Ты болтался на вешалке, свесив плетьми беспомощные руки и ноги, неестественно завернув набок голову, на которой трепыхался длинный чуб. Некогда он поражал окружающих своей залихватской красотой. Ха-ха, теперь это жалкий клочок грязных слипшихся волос, выпадающих по одному из черепушки и приземляющихся на обшарпанный деревянный пол.
Это ты? Жалкое подобие тебя? Нет и ещё раз нет – на самом деле тебя в той кукле нет и никогда не было. Когда потушат свет в кладовке с ненужными вещами, ты обязательно всё вспомнишь…
Ну что, вспомнил? Ты наблюдатель, который и сейчас, широко расставив белоснежные крылья, пролетает над своим мёртвым телом. Сделав последний круг, птицей взмываешь в небо, в свою родную гавань, наполненную спокойствием и умиротворением. Путешествие на Землю, которое длилось совсем недолго, закончилось.
Хочешь понять, кто из вас был наблюдателем, а кто наблюдаемым? Это были две личности или одна? Разобраться трудно. Не ищи ответа на этот вопрос. Ты уже дома, в семье. Тебя здесь давно ждали. Ты подходишь к большому круглому столу, расположённому в яблоневом саду. Чувствуется сладкий запах спелых розовощёких яблок. За столом сидят родные. Ты всматриваешься в их лица. Они улыбаются. Вдалеке, сквозь пелену зелёных листьев, виднеется море. Волны с шумом ударяются о скалистый берег, радуясь возвращению путешественника. Ты глубоко вбираешь в себя головокружительный воздух и устало выдыхаешь, понимая, что это действительно – дом…
Проходит время. Много или мало – не понятно, ведь его здесь на самом деле нет. И вдруг ты, охваченный приступом ностальгии, вспоминаешь, с каким наслаждением там, на Земле, поглощал радужные эмоции, запивая их коктейлем страсти. Захотелось вернуться назад. Дорога открыта. Она живёт внутри тебя, только нужно очень сильно захотеть. Зажмурить глаза и захотеть…
Улитка
Круглая улитка ампулярия, тяжело неся закрученный в спираль жёлтый панцирь, медленно ползла из одной части аквариума в другую. Распластывая бесформенное склизкое тело, она присасывалась к гладкой стеклянной поверхности, ощупывая возникающее впереди пространство двумя длинными-предлинными усами. Они, словно хлысты в умелых руках факира, сделав невероятный пируэт, напоминающий волну, лениво ложились на поверхность и вновь величаво поднимались вверх.
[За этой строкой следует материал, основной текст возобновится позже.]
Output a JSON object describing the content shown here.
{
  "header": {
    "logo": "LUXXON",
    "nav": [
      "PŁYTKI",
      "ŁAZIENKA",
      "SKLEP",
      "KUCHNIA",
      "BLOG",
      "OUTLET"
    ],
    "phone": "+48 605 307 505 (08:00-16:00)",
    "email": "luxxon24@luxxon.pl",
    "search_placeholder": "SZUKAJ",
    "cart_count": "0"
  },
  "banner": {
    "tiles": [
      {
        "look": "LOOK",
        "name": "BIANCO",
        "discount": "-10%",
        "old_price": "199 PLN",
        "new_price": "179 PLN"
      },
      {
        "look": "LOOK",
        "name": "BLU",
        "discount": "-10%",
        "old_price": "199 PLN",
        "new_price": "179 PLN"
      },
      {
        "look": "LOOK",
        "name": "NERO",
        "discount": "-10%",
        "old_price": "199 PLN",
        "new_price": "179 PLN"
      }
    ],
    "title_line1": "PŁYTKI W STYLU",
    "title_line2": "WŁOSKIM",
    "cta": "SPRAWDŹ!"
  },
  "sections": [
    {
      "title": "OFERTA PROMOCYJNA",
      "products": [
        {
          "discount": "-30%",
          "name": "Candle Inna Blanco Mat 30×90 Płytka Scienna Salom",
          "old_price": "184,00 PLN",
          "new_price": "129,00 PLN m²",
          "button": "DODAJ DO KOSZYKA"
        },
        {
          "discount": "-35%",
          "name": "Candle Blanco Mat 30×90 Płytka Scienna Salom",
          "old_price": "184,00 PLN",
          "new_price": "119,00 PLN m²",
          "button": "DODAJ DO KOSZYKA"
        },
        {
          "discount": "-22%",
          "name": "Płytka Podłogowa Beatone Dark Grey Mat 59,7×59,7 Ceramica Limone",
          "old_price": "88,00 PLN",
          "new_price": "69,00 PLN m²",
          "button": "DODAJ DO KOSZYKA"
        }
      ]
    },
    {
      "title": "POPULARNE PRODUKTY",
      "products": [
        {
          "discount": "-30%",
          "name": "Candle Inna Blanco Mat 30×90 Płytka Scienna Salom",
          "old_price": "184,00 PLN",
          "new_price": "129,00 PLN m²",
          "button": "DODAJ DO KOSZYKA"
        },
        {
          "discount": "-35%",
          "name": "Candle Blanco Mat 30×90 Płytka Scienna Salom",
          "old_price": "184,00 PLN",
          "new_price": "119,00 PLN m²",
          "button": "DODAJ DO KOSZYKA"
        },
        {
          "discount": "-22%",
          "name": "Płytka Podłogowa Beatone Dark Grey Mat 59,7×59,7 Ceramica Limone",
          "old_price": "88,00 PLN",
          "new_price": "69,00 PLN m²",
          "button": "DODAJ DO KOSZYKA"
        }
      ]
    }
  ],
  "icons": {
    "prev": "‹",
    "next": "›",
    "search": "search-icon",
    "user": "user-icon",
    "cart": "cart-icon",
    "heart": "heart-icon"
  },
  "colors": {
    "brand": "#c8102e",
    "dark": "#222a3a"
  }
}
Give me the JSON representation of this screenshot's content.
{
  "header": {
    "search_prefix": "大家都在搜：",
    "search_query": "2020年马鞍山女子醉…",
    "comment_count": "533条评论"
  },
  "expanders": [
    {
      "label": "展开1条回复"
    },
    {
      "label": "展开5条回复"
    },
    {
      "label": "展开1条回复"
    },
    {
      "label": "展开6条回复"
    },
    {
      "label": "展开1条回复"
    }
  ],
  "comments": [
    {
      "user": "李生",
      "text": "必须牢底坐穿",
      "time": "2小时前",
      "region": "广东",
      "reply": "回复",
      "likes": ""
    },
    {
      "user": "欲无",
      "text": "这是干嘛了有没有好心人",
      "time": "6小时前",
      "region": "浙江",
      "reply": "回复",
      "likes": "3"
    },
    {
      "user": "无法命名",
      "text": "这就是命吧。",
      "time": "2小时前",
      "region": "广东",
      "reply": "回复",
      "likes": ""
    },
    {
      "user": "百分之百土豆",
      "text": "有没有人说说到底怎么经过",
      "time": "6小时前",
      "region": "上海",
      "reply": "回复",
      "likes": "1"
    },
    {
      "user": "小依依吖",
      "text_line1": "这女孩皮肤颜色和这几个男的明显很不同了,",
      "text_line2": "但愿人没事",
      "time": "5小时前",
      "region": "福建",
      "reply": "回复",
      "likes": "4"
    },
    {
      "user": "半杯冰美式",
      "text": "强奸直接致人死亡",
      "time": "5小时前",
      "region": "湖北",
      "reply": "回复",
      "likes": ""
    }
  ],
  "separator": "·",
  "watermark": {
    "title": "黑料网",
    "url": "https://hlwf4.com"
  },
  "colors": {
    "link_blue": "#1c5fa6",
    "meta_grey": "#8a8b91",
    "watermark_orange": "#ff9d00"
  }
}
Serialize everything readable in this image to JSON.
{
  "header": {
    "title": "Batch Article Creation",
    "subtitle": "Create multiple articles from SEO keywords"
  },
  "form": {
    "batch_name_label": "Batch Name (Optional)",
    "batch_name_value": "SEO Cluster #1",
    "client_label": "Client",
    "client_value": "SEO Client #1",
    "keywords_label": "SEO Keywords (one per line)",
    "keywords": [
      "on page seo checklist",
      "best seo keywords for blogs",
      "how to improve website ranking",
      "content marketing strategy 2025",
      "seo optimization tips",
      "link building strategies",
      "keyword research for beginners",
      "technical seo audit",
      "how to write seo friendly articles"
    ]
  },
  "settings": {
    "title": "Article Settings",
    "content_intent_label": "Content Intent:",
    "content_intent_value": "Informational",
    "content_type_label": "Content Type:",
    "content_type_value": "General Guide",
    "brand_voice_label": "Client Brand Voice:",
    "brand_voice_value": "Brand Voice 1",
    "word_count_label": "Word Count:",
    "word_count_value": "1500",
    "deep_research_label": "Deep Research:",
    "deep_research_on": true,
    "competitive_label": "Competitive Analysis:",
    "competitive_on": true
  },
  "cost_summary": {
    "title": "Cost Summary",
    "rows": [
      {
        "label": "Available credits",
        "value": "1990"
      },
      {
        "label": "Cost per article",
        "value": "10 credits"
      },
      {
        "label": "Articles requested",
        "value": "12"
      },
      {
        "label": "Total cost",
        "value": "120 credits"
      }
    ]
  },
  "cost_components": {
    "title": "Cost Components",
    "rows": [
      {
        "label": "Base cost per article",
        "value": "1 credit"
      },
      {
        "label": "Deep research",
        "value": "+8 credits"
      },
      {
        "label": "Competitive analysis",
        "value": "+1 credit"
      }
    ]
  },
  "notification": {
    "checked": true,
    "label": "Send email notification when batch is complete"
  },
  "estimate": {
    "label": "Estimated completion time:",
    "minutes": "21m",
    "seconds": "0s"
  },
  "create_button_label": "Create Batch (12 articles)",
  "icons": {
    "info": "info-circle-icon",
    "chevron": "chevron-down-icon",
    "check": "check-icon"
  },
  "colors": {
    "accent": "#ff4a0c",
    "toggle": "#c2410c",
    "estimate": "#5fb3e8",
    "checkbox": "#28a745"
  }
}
В улиточном мозгу напрочь отсутствовали мысли каким-либо образом ускорить свою медленную прогулку, а тем более взлететь, как делали её ближайшие соседи – сомики-анциструсы. Ей было вполне достаточно того, что она имела. Два раза в день сверху до неё добирался не съеденный рыбками корм. Помпа с фильтром жадно прогоняла через себя воду, отдавая её обратно толстой струёй. Через четырёхмиллиметровую трубочку насос с чувством глубокого благоговения насыщал аквариум кислородом. По этому спасительному каналу, вставленному сбоку в агрегат, всасываемый с шумом воздух создавал пузырьки. Прозрачные шарики устремлялись в самый центр зеркальной глади и там со спокойным сердцем растворялись, выполнив свою миссию.
Зелёные и фиолетовые искусственные растения, вытянувшись вверх вместе с живыми кустами роголистника, плавно раскачивались и внушали населению водного царства спокойствие и умиротворение. Лежащий на дне грунт в виде микроскопических камешков тёмной и светлой раскрасок добавлял в картину оттенки стабильности и вечности. Что ещё было нужно для счастья задумчивой страннице в созданном кем-то спокойном и сказочном мирке, отгороженном от внешней Вселенной прозрачными стёклами?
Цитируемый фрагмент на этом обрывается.